Electoral College: No ‘Trump’ card for Hillary?
- January 9, 2017
- Posted by: admin
- Category: General Knowledge
Ever since Republican party candidate Donald Trump became the President-elect after winning the popular vote against Democrat Hillary Clinton on November 8, there have been mixed reactions. That the result was shocking for most is no secret. It was similar to the result of the Brexit referendum, when Britain voted to leave the European Union (EU) by majority. And much like Brexit, there was a last ditch hope that the election of Trump may be annulled effectively if the electoral college, in its vote of December 19, 2016, votes against Trump. All the debate around the possibilities of the electoral college voting otherwise, however, were laid to rest in the meeting of the electoral college this week.
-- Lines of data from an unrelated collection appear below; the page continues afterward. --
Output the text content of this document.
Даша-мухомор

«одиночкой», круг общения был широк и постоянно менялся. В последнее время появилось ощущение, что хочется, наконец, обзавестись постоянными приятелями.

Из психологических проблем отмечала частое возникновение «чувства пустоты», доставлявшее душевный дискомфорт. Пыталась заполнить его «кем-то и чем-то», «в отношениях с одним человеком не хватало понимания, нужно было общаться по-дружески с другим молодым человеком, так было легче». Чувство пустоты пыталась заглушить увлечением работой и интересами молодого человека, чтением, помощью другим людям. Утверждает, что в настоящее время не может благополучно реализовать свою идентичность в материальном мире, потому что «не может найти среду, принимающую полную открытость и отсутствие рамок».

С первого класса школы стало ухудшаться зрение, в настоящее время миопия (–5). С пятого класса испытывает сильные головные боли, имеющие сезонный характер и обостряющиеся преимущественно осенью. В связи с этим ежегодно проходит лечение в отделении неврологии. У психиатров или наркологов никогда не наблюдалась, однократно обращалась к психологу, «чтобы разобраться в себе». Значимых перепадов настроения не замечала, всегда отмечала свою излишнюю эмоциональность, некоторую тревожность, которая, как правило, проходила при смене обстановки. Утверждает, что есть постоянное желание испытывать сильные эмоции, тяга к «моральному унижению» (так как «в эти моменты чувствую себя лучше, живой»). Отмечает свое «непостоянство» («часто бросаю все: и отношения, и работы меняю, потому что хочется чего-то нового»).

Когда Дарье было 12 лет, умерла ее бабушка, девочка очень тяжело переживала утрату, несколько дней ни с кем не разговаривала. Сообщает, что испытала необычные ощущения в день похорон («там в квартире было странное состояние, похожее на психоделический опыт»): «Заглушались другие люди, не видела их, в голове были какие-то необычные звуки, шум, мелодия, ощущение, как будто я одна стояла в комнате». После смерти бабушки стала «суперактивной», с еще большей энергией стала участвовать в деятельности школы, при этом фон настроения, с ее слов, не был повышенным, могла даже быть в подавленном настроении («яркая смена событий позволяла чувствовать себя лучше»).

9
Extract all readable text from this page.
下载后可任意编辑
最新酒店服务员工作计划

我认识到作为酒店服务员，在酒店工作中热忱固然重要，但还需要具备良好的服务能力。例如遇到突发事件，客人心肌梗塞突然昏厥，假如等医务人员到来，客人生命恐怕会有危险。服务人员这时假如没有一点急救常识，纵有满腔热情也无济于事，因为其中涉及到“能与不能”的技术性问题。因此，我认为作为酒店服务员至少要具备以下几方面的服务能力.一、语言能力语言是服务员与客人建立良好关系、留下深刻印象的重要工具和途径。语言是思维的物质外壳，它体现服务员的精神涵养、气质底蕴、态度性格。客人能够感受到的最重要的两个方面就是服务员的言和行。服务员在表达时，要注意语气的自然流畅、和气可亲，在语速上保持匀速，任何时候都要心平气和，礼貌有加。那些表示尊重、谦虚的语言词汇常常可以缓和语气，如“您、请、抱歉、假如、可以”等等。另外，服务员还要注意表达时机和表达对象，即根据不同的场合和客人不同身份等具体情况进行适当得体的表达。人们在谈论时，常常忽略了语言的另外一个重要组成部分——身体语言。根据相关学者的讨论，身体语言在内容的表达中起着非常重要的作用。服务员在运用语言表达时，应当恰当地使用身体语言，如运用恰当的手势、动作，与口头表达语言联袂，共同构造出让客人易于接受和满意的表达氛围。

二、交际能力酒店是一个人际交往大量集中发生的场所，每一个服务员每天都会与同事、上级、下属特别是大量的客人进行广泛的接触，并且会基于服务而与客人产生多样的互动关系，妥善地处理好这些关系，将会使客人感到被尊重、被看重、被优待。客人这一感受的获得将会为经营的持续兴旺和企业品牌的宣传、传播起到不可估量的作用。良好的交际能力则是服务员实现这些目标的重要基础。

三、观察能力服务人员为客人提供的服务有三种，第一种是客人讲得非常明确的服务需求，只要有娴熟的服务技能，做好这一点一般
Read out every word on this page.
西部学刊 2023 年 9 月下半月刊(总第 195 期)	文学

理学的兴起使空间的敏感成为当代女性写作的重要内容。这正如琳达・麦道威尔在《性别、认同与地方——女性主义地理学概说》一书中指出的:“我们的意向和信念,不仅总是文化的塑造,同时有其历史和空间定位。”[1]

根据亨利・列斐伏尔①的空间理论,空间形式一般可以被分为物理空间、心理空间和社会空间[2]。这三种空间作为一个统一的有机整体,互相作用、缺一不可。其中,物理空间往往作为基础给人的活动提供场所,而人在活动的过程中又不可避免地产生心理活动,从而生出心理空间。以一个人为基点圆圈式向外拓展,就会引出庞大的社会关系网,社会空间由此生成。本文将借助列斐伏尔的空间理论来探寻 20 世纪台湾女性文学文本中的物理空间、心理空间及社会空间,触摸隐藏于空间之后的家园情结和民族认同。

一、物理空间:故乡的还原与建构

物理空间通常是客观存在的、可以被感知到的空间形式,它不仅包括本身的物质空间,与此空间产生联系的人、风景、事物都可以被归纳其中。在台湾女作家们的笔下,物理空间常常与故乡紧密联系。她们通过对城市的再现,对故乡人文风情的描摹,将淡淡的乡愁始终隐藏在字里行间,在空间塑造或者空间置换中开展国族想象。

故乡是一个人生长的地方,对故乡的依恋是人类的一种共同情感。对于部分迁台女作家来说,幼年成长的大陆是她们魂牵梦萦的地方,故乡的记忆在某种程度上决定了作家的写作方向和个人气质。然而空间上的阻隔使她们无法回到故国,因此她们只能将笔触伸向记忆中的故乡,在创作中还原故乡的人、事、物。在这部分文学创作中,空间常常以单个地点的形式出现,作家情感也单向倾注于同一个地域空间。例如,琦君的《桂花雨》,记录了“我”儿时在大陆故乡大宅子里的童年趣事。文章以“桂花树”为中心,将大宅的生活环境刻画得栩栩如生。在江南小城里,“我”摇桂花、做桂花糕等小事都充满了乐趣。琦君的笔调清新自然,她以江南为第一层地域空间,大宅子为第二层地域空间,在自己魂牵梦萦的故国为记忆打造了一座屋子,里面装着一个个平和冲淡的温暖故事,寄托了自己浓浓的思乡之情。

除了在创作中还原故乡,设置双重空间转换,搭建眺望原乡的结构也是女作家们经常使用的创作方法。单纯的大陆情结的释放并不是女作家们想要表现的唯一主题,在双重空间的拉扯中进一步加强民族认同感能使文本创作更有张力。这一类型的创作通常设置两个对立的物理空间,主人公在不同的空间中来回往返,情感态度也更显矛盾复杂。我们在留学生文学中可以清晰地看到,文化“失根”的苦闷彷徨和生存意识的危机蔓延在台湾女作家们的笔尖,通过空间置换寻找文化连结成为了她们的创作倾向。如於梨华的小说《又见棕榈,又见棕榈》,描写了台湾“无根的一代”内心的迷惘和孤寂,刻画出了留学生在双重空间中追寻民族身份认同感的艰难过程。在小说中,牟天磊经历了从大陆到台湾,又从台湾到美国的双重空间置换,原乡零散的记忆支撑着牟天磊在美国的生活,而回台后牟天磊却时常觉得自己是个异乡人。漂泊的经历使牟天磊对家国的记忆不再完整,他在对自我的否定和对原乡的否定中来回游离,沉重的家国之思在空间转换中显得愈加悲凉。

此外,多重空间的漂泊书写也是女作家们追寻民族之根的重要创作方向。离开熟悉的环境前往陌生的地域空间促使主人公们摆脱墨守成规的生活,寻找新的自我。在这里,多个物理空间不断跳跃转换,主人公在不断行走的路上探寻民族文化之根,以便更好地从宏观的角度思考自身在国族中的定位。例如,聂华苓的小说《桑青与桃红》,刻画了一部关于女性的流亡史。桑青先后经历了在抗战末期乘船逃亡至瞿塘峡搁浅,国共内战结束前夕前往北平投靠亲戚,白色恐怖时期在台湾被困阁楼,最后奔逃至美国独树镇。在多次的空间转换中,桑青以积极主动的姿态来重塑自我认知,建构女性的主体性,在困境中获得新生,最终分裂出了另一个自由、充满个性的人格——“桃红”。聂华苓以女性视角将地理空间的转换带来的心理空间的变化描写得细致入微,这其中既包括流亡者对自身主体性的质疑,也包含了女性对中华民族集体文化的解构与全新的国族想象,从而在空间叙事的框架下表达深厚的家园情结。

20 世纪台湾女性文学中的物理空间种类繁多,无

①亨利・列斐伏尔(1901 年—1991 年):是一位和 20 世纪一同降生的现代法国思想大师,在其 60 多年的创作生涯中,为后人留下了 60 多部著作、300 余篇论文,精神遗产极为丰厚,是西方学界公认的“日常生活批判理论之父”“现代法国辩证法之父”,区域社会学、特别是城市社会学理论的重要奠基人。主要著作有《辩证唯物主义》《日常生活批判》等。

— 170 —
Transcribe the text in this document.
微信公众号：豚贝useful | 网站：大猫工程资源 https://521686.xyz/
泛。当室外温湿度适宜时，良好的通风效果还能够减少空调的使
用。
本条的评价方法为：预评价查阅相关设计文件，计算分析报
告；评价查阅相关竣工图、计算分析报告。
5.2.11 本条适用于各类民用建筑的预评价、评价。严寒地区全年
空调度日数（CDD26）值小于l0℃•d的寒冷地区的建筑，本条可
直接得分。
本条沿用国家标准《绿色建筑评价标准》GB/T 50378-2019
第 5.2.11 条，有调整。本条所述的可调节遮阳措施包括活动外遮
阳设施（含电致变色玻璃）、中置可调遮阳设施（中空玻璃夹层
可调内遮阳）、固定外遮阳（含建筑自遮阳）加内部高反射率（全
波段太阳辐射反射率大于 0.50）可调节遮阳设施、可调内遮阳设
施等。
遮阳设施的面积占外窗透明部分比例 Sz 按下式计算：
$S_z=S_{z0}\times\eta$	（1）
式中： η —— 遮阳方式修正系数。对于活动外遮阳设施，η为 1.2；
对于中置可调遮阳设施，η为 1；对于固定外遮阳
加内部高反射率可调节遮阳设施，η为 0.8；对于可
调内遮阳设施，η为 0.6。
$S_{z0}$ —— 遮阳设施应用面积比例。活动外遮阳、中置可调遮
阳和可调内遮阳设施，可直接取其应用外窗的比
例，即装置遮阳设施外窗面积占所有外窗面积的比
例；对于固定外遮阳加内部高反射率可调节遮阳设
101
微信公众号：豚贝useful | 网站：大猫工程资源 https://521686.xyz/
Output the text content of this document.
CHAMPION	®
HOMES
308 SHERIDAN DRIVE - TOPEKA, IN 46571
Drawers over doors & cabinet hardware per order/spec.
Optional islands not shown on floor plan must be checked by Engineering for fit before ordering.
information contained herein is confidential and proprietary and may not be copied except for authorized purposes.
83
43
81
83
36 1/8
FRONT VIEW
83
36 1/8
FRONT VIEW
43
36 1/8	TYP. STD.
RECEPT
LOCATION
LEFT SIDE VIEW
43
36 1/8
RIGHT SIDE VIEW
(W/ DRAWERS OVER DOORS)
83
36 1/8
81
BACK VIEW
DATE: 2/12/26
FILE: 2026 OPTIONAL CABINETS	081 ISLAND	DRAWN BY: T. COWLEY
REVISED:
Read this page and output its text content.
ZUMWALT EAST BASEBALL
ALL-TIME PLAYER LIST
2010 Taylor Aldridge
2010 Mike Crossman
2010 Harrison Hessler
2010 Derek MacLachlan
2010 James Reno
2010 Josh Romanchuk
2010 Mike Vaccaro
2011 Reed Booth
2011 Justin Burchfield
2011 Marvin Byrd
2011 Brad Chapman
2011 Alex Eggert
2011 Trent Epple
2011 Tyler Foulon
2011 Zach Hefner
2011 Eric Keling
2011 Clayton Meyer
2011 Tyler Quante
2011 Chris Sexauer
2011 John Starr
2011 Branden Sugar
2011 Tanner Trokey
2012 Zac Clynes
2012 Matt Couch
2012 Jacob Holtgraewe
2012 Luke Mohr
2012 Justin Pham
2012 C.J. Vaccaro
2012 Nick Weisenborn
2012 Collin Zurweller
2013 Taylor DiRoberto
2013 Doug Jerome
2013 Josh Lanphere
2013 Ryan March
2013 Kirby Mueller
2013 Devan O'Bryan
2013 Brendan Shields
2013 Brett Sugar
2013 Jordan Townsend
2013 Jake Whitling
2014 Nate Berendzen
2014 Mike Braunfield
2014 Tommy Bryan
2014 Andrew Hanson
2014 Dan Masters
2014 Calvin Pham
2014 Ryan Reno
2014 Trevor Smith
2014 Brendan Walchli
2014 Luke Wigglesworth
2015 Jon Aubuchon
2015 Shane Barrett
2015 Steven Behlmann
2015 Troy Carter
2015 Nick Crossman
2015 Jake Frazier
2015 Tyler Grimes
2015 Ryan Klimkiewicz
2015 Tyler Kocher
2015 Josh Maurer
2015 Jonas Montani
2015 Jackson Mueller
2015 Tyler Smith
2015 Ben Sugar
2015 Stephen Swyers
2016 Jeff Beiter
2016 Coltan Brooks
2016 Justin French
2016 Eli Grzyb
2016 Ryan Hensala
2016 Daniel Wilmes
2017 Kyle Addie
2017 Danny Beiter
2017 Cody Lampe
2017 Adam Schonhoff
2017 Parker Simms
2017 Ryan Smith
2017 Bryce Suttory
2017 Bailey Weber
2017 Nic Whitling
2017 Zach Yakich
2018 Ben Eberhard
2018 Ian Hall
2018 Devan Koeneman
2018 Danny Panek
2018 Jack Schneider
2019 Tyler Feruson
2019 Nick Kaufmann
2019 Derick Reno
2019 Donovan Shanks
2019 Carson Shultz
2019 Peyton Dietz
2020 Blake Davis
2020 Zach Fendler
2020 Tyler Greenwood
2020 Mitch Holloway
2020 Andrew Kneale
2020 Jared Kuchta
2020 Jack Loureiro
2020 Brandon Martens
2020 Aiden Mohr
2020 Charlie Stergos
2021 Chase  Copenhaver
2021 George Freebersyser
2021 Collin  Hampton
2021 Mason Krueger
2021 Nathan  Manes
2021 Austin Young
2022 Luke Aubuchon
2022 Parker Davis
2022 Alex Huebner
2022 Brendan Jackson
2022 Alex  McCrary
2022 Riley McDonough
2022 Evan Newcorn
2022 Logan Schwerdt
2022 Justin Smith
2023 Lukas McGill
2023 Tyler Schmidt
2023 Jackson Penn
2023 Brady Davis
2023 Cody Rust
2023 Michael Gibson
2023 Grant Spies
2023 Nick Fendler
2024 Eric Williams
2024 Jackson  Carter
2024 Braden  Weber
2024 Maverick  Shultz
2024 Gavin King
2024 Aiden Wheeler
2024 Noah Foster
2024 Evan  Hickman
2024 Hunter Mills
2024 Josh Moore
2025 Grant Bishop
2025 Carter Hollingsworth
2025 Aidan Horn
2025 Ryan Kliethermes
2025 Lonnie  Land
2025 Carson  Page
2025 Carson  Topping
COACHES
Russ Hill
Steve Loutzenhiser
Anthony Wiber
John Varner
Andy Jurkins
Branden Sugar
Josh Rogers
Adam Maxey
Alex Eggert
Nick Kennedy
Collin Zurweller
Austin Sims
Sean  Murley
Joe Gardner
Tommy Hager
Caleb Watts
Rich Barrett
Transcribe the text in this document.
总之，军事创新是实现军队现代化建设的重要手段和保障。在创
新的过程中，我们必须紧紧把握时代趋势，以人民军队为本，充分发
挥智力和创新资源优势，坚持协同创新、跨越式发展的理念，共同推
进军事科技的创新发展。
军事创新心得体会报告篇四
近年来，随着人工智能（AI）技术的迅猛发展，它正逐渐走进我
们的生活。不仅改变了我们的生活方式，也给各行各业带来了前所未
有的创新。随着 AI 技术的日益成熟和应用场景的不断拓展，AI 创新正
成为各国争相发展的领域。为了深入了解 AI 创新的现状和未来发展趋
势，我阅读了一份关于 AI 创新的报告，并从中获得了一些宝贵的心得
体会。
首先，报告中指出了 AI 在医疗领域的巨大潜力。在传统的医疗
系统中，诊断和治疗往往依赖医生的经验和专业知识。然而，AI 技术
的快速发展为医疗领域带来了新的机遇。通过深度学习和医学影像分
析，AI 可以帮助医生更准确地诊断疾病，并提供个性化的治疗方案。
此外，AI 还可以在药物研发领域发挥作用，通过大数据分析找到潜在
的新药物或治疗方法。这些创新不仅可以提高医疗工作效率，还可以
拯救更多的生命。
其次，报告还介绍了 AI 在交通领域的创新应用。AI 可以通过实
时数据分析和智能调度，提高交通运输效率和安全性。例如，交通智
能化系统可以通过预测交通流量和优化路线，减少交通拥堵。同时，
Trump was elected in what has been a mere formality for a long time now.
The way the electoral college works is this: There are 538 people in the Electoral College in the US- each state has an elector for every congressman it has, and there are 3 electors for D.C. While 270 votes were needed for victory in the popular vote, Trump won with 306 electoral votes- winning the popular vote in 30 states, plus 1 of Maine’s districts (which, along with Nebraska, splits up its electors by district). Interestingly, Hillary Clinton won almost 2.5 million more votes than Trump’s overall tally by virtue of the fact that she carried population-heavy states like California and New York. However, she only won the popular vote in 19 states and D.C. – taking her tally to 232 electoral votes.
The legal possibility of the electoral college voting against Trump or overturning the result of the November 8 election was an ambiguous one, even to begin with. While constitutionalists stated that electors in the Electoral College could choose to vote for whichever candidate they wanted, it must be noted that 30 states have Supreme Court-upheld laws mandating the electors to vote in consonance with how their state voted. Penalties for becoming a faithless elector range from paying a fine to being replaced with an elector who will follow the rules. The constitutionality of enforcing the aforementioned laws has never been tested, however. Notably, members of the Electoral College who vote against these state laws and contrary to the voting carried out by their states are labeled “faithless electors” in common parlance. There have been less than 10 faithless electors since 1900, so the chances of this happening for the current election were anyway slim.
Moreover, only electors from the party that won the popular vote get to cast their ballots, so only Republican electors got the chance to vote in the states that Trump won, and only Democratic electors in the states won by Clinton. This meant that the number of electors required to change their minds to flip the result in Clinton’s favour was a lot many anyway. Another factor that was against the overturning of results by the electoral college was the fact that electors are usually vetted carefully and then selected by the political parties in each state to ensure that they stay loyal to the party. Because at least 290 electors voting in December were Republicans, people wanting the vote to be in favour of Clinton would have had to convince this sizeable number to abandon their party. Even so, members of Congress can formally protest any “faithless” elector votes, and have them evicted, when they officially count the ballots in a joint session on January 6, 2017.
At a time when the world is grappling with the true meaning of democracy and the implementation of electoral reforms, the elimination of the electoral college from the system has also been proposed by many stakeholders, but the Congress has not acted on this proposal since 1979. Whether this electoral college should be eliminated or not is a bigger question, but what definitely needs to be discussed is the efficacy of the electoral college in its present form and its interplay vis-à-vis popular will in an election.